Adults who quit smoking reduced their risk for peripheral artery disease in the short term, but remained at increased risk for up to 30 years, compared with never-smokers, based on data from more than 13,000 adults in a community-based study.
Most reports on the impact of smoking cessation on cardiovascular disease have focused on coronary heart disease (CHD), and stroke, while data on the effects of smoking cessation on peripheral artery disease (PAD) are limited, wrote Ning Ding, MBBS, SCM, of the Johns Hopkins Bloomberg School of Public Health, Baltimore, Md., and colleagues.
To compare the impact of smoking on PAD, CHD, and stroke, the researchers used data from the Atherosclerosis Risk in Communities (ARIC) study, which included 15,792 adults aged 45-64 years in four communities. The findings were published in the.
The study population of 13,355 individuals had no baseline history of PAD, CHD, or stroke. Over a median 26 years of follow-up, the researchers identified 492 cases of PAD, 1,798 cases of CHD, and 1,106 cases of stroke.
The risk of all three conditions began to decline within 5 years of smoking cessation, which could be encouraging to smokers who wish to quit, the researchers noted. In addition, the longer the duration of smoking cessation, the lower the risk for all three conditions (See central illustration).
However, a significantly elevated risk remained for PAD for up to 30 years after smoking cessation and for CHD for up to 20 years after smoking cessation, compared with never-smokers.
The researchers also found a roughly fourfold increased risk for PAD for smokers who smoked for 40 or more pack-years, compared with never-smokers, which was greater than the 2.1 hazard ratio for CHD and 1.8 HR for stroke. In addition, current smokers of at least one pack per day had a significantly greater risk of PAD, compared with never-smokers (HR, 5.36) that was higher than the risk for CHD or stroke (HR, 2.38 and HR, 1.88, respectively).

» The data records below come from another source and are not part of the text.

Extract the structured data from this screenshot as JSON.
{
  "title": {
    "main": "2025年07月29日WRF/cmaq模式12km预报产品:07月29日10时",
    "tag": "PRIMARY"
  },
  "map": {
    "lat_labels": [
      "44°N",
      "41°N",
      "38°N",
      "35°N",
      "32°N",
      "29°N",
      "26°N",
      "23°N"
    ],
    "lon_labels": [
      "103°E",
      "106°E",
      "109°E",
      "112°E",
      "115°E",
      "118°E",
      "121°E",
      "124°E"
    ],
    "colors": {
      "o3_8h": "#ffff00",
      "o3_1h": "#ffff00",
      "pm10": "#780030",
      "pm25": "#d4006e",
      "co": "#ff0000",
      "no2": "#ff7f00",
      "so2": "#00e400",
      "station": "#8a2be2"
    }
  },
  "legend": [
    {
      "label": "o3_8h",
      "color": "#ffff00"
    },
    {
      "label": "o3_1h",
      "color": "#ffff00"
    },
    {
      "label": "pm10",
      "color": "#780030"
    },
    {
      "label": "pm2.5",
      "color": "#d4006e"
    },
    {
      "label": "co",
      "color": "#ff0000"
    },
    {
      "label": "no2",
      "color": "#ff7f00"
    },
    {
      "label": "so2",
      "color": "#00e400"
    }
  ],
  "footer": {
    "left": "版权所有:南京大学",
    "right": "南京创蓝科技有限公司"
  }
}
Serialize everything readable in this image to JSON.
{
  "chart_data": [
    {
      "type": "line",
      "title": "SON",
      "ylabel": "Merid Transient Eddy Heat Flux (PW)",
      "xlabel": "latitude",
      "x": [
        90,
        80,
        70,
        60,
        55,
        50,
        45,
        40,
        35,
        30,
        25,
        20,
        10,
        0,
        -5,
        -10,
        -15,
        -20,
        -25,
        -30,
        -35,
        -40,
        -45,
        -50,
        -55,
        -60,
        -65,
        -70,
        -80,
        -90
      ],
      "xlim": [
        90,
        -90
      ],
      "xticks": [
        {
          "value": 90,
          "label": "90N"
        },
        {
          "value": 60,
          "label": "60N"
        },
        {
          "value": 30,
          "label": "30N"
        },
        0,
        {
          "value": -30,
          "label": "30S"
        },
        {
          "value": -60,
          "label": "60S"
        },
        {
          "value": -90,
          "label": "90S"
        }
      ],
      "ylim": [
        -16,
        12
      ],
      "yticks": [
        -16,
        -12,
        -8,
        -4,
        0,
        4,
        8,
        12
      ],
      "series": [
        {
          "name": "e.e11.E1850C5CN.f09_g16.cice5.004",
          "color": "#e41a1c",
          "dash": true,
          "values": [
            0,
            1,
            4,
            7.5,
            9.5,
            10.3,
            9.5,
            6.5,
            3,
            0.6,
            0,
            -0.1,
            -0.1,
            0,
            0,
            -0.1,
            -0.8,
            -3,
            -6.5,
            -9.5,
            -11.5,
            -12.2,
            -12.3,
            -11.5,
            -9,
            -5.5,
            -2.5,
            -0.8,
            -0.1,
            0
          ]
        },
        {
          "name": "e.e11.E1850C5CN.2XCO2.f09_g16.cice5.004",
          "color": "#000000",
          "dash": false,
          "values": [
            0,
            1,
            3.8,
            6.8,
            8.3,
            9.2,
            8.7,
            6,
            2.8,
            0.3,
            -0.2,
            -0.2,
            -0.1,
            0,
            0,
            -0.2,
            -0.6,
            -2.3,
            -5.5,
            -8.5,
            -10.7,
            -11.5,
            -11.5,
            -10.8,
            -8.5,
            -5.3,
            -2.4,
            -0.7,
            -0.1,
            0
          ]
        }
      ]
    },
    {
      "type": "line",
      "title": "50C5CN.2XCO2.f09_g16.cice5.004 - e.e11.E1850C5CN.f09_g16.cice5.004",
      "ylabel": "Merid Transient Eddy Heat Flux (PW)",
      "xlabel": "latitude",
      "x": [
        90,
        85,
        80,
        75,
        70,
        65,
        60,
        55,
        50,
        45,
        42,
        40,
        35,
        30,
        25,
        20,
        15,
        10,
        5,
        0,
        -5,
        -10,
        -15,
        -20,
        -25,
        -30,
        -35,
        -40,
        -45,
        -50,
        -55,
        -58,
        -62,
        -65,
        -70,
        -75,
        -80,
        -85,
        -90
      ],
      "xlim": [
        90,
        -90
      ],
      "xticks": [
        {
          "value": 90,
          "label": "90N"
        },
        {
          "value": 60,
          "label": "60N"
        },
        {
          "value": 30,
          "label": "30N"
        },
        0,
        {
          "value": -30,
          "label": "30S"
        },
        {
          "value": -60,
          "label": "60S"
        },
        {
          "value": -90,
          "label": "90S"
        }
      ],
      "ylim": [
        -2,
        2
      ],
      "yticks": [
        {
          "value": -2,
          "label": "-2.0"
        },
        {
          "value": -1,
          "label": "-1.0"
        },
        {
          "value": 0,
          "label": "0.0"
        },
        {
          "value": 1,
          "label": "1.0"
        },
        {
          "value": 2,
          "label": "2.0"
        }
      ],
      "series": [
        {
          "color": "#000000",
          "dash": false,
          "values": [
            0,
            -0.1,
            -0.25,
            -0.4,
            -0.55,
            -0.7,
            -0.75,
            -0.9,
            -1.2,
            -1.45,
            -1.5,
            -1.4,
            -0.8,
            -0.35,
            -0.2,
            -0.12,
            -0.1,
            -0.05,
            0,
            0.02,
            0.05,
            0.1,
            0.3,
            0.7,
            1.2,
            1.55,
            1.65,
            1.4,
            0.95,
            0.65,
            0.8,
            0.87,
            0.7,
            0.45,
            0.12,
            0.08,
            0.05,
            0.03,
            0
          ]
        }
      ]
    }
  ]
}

The study findings were limited by several factors including the reliance on self-reports, potential misclassification of data, and the potential exclusion of mild PAD cases that did not require hospitalization, the researchers noted. However, the results support the value of encouraging smokers to quit and support the need to include PAD risk in public health information, they said. “Although public statements about smoking and [cardiovascular disease] have been focusing on CHD and stroke, our results indicate the need to take account of PAD as well for comprehensively acknowledging the effect of smoking on overall cardiovascular health,” they added.
The ARIC study was funded by the National Heart, Lung, and Blood Institute, National Institutes of Health. Lead author Dr. Ding had no financial conflicts to disclose; coauthors disclosed relationships with Bristol-Myers Squibb and Fukuda Denshi.